The federal money would pay for studies of pollution problems, not cleanups, said Brian Kvam, of Columbia's Concurrent Technologies Corp., which is managing the grant for the cities.
"After this, we can go after cleanup funds," said Kvam, whose company also handles similar grants for cities in five other Southeastern states.
The firm is being used because "it's federal money and there is a lot of technical paperwork that we cannot do," Columbia Development's Delk said.
Six Columbia-area firms that specialize in the work will conduct the environmental studies.
"So the stimulus money stays here," Delk said. "The bulk of that money - maybe $750,000 - would go to those local firms."
West Columbia's Smith said only a property owner who did not cause the pollution or a potential buyer can apply for the money, so the 17 or so properties identified so far might not be the ones that finally get the grants.
"If you bought an old gas station and haven't been able to (sell) it because of fear of environmental problems, this could help you," Smith said.

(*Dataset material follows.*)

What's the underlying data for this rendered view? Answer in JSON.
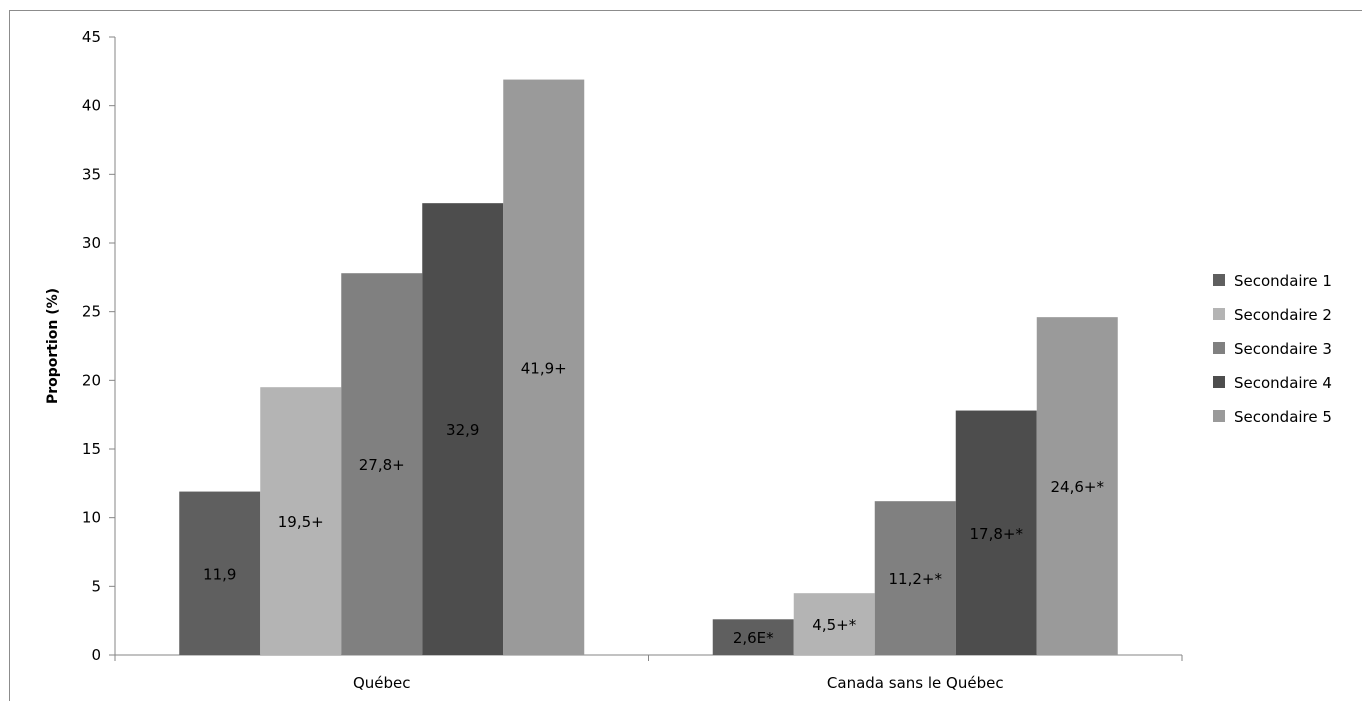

Delk said most of the 17 sites are small, including former gas stations.
This is the third such grant Columbia has received from the Environmental Protection Agency. It was awarded $300,000 in 2000 and $400,000 in 2006.
The latest, $1 million grant was awarded because the two cities joined together as a "coalition" to tap special stimulus money, Delk said.
Previous grants were used to help projects that included:
- The CanalSide residential development on the old CCI prison site
- EdVenture Children's Museum
- The Columbia Supply site on Gervais Street in the Vista
- The Columbia College apartment-and-retail project in Eau Claire
- 701 Whaley, the former Olympia community center once threatened with demolition
Assisted by the $700,000 in federal grants, those projects attracted $64 million in capital investment and created 350 to 400 jobs, Delk said.
"The whole point is to get people to reinvest in these properties," he said.